Robotic exploration is the task of autonomously navigating an unknown environment to gather sufficient information to represent it. Usually, deep reinforcement learning-based algorithms are employed, and extrinsic rewards based on occupancy anticipation are used in training. However, such rewards require knowledge about the precise layout of the training environments, which is expensive to gather. Therefore, a recent paper proposes to train the model with a purely intrinsic reward signal.
A robot. Image credit: Pxfuel, free licence
The reward employs the impact of the agent actions on the environment, measured as the difference between two consecutive observations. A pseudo-count is discounted for previously visited states, and an additional module is designed to keep track of the pseudo-count. The researchers have deployed the devised algorithm in the real world. It outperforms state-of-the-art baselines in simulated experiments.

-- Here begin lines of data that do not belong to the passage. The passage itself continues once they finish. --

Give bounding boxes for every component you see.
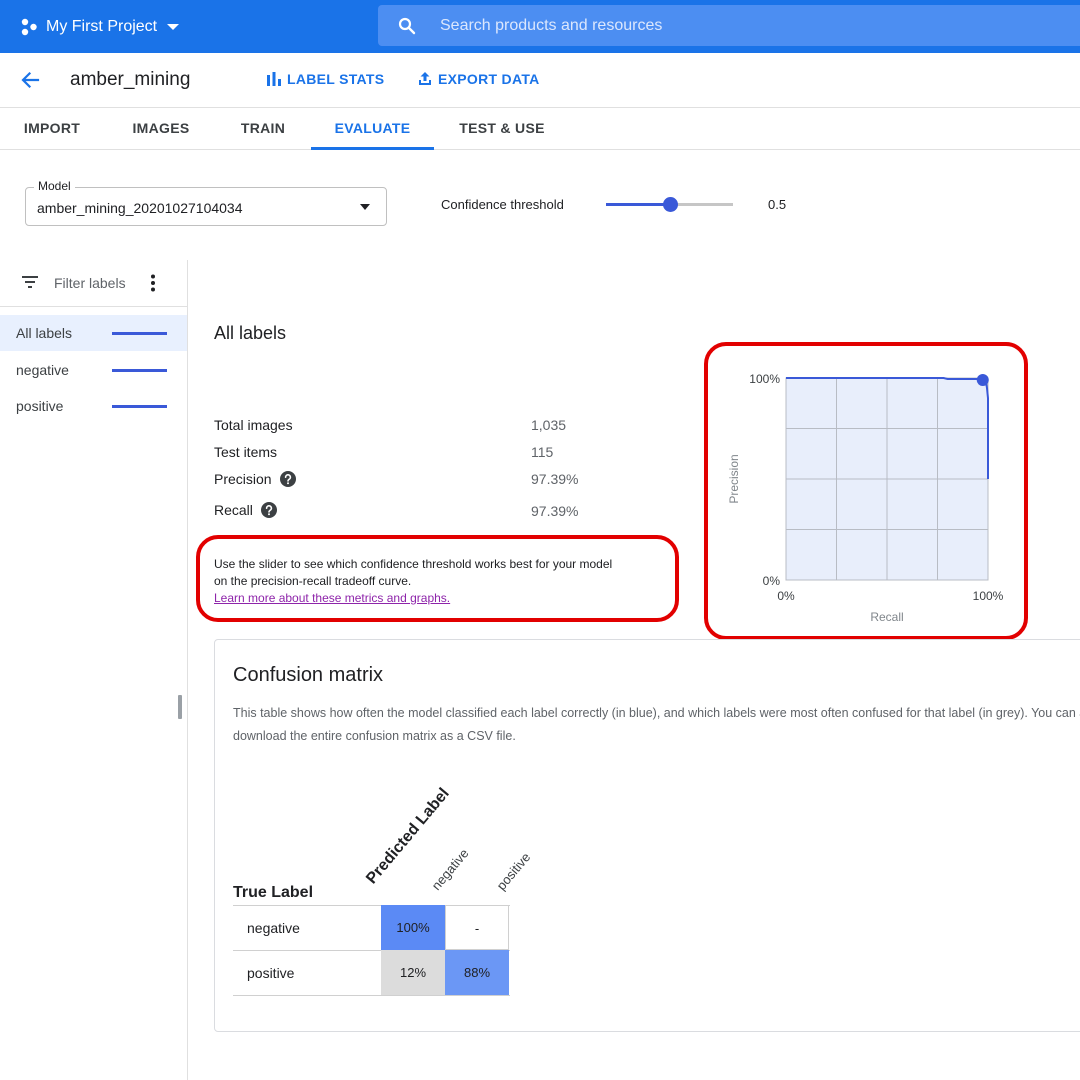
resize-handle[interactable]: [178, 695, 182, 719]
search-bar[interactable]: [378, 5, 1080, 46]
tab-import[interactable]: IMPORT: [0, 108, 104, 150]
more-vert-icon[interactable]: [150, 274, 156, 292]
back-arrow-icon[interactable]: [18, 68, 42, 92]
sidebar-item-all-labels[interactable]: All labels: [0, 315, 187, 351]
filter-icon: [22, 276, 38, 288]
sidebar-divider: [187, 260, 188, 1080]
series-line: [112, 332, 167, 335]
confidence-threshold-label: Confidence threshold: [441, 197, 564, 212]
column-header-negative: negative: [428, 845, 472, 893]
stat-label-text: Test items: [214, 444, 278, 460]
export-data-label: EXPORT DATA: [438, 71, 540, 87]
help-icon[interactable]: [279, 471, 296, 487]
upload-icon: [419, 72, 431, 85]
matrix-cell: 88%: [445, 950, 509, 995]
row-label-negative: negative: [247, 920, 300, 936]
stat-value-precision: 97.39%: [531, 471, 579, 487]
model-select[interactable]: Model amber_mining_20201027104034: [25, 179, 387, 226]
row-label-positive: positive: [247, 965, 295, 981]
matrix-cell: 12%: [381, 950, 445, 995]
stat-label-recall: Recall: [214, 502, 277, 518]
project-icon: [21, 18, 37, 36]
tab-evaluate[interactable]: EVALUATE: [311, 108, 434, 150]
label-stats-label: LABEL STATS: [287, 71, 385, 87]
row-divider: [233, 995, 510, 996]
stat-label-test-items: Test items: [214, 444, 277, 460]
annotation-highlight-chart: [704, 342, 1028, 640]
section-title: All labels: [214, 323, 287, 343]
stat-label-text: Total images: [214, 417, 293, 433]
search-input[interactable]: [440, 5, 1080, 46]
stat-label-text: Recall: [214, 502, 253, 518]
slider-thumb[interactable]: [662, 197, 678, 212]
slider-fill: [606, 203, 670, 206]
sidebar-item-label: negative: [16, 362, 69, 378]
filter-labels[interactable]: Filter labels: [0, 260, 187, 307]
sidebar-item-label: All labels: [16, 325, 73, 341]
confusion-matrix-title: Confusion matrix: [233, 664, 384, 686]
confusion-matrix-description: This table shows how often the model cla…: [233, 706, 1080, 743]
matrix-cell: 100%: [381, 905, 445, 950]
model-select-label: Model: [34, 179, 75, 193]
confidence-threshold-slider[interactable]: [606, 196, 733, 214]
tab-train[interactable]: TRAIN: [225, 108, 301, 150]
search-icon: [398, 17, 416, 34]
series-line: [112, 369, 167, 372]
chevron-down-icon: [167, 24, 180, 30]
model-select-value: amber_mining_20201027104034: [37, 200, 243, 216]
project-name: My First Project: [46, 18, 158, 35]
stat-label-precision: Precision: [214, 471, 296, 487]
page-header: amber_mining LABEL STATS EXPORT DATA: [0, 53, 1080, 108]
filter-labels-text: Filter labels: [54, 275, 126, 291]
label-stats-button[interactable]: LABEL STATS: [266, 71, 384, 87]
export-data-button[interactable]: EXPORT DATA: [417, 71, 540, 87]
stat-value-recall: 97.39%: [531, 503, 579, 519]
stat-value-test-items: 115: [531, 444, 554, 460]
dataset-name: amber_mining: [70, 69, 191, 90]
series-line: [112, 405, 167, 408]
help-icon[interactable]: [260, 502, 277, 518]
sidebar-item-positive[interactable]: positive: [0, 388, 187, 424]
top-bar: My First Project: [0, 0, 1080, 53]
annotation-highlight-hint: [196, 535, 679, 622]
sidebar-item-negative[interactable]: negative: [0, 352, 187, 388]
stat-label-total-images: Total images: [214, 417, 293, 433]
dropdown-arrow-icon: [360, 204, 370, 210]
stat-label-text: Precision: [214, 471, 272, 487]
column-header-positive: positive: [493, 849, 534, 893]
matrix-cell: -: [445, 905, 509, 950]
tab-bar: IMPORT IMAGES TRAIN EVALUATE TEST & USE: [0, 108, 1080, 150]
project-selector[interactable]: My First Project: [20, 14, 180, 40]
stat-value-total-images: 1,035: [531, 417, 567, 433]
tab-images[interactable]: IMAGES: [115, 108, 207, 150]
confusion-matrix-card: Confusion matrix This table shows how of…: [214, 639, 1080, 1032]
bar-chart-icon: [267, 72, 281, 86]
tab-test-and-use[interactable]: TEST & USE: [450, 108, 554, 150]
true-label-header: True Label: [233, 884, 314, 901]
confidence-threshold-value: 0.5: [768, 197, 787, 212]
sidebar-item-label: positive: [16, 398, 64, 414]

Exploration of indoor environments has recently experienced a significant interest, also thanks to the introduction of deep neural agents built in a hierarchical fashion and trained with Deep Reinforcement Learning (DRL) on simulated environments. Current state-of-the-art methods employ a dense extrinsic reward that requires the complete a priori knowledge of the layout of the training environment to learn an effective exploration policy. However, such information is expensive to gather in terms of time and resources. In this work, we propose to train the model with a purely intrinsic reward signal to guide exploration, which is based on the impact of the robot’s actions on the environment. So far, impact-based rewards have been employed for simple tasks and in procedurally generated synthetic environments with countable states. Since the number of states observable by the agent in realistic indoor environments is non-countable, we include a neural-based density model and replace the traditional count-based regularization with an estimated pseudo-count of previously visited states. The proposed exploration approach outperforms DRL-based competitors relying on intrinsic rewards and surpasses the agents trained with a dense extrinsic reward computed with the environment layouts. We also show that a robot equipped with the proposed approach seamlessly adapts to point-goal navigation and real-world deployment.